L'Inde cherche à se positionner comme un hub mondial de l'arbitrage, notamment pour contribuer à faire face à l'important arriéré des tribunaux classiques, avec plus de 50 millions d'affaires juridiques en attente à l'échelle nationale.
Une part substantielle de cet arriéré provient des administrations et organismes publics, ce qui renforce la nécessité de mécanismes de MAR robustes en complément du contentieux classique.
Pourquoi c’est important
- Le retard dans la constitution du Conseil d'arbitrage de l'Inde pèse sur la position de l'Inde comme siège attractif pour l'arbitrage international et suscite des inquiétudes quant à la mise en œuvre des réformes prévues par la loi.

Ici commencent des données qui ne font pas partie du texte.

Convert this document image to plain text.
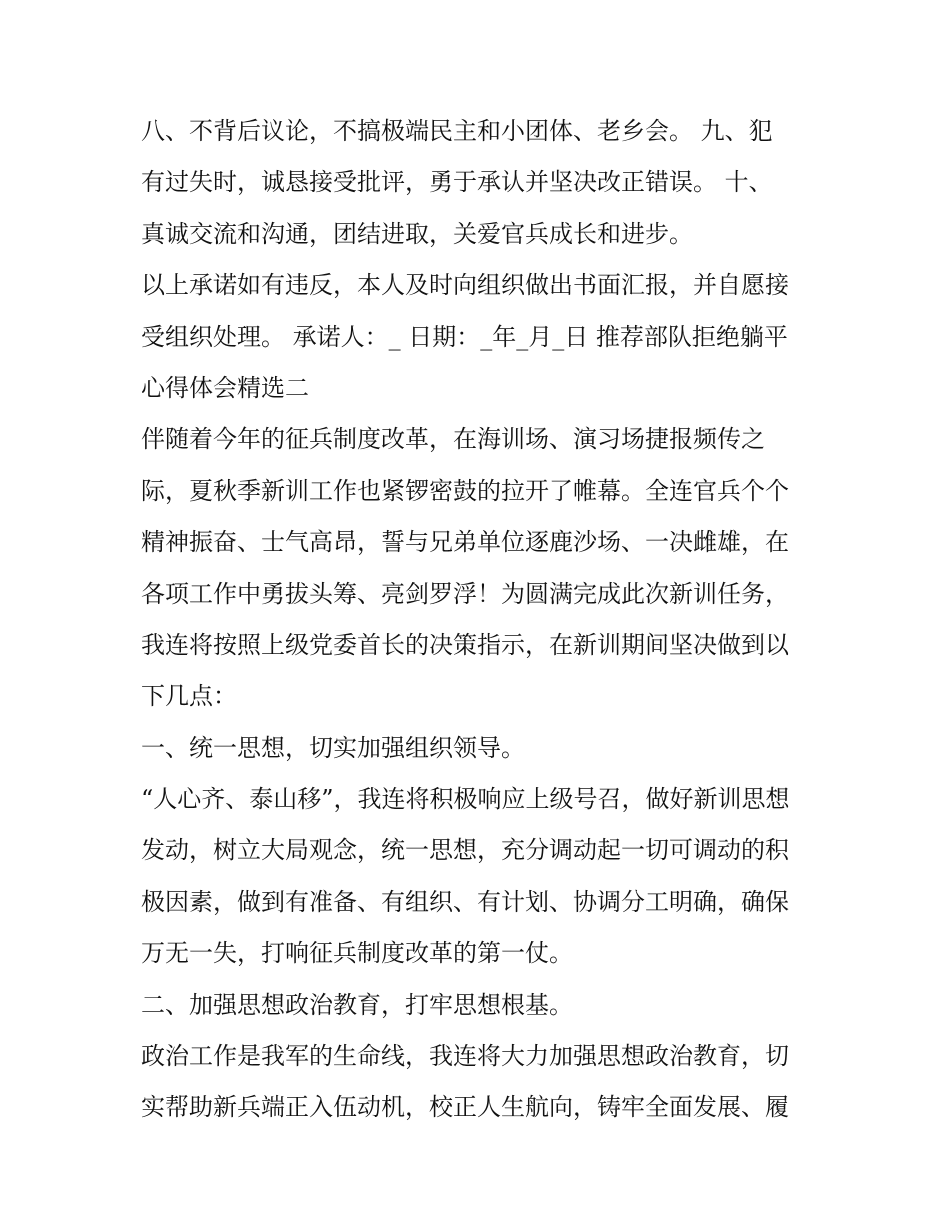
八、不背后议论，不搞极端民主和小团体、老乡会。 九、犯
有过失时，诚恳接受批评，勇于承认并坚决改正错误。 十、
真诚交流和沟通，团结进取，关爱官兵成长和进步。
以上承诺如有违反，本人及时向组织做出书面汇报，并自愿接
受组织处理。 承诺人：_ 日期：_年_月_日 推荐部队拒绝躺平
心得体会精选二
伴随着今年的征兵制度改革，在海训场、演习场捷报频传之
际，夏秋季新训工作也紧锣密鼓的拉开了帷幕。全连官兵个个
精神振奋、士气高昂，誓与兄弟单位逐鹿沙场、一决雌雄，在
各项工作中勇拔头筹、亮剑罗浮！为圆满完成此次新训任务，
我连将按照上级党委首长的决策指示，在新训期间坚决做到以
下几点：
一、统一思想，切实加强组织领导。
“人心齐、泰山移”，我连将积极响应上级号召，做好新训思想
发动，树立大局观念，统一思想，充分调动起一切可调动的积
极因素，做到有准备、有组织、有计划、协调分工明确，确保
万无一失，打响征兵制度改革的第一仗。
二、加强思想政治教育，打牢思想根基。
政治工作是我军的生命线，我连将大力加强思想政治教育，切
实帮助新兵端正入伍动机，校正人生航向，铸牢全面发展、履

- Le fonctionnement effectif du Conseil devrait renforcer la crédibilité institutionnelle, harmoniser les pratiques d'arbitrage et contribuer à réduire l'arriéré des tribunaux.
- La réforme plus large des MAR, telle que défendue par le CJI Kant, est considérée comme essentielle pour les parties locales et internationales cherchant une résolution fiable des différends en dehors des systèmes formels de juridictions.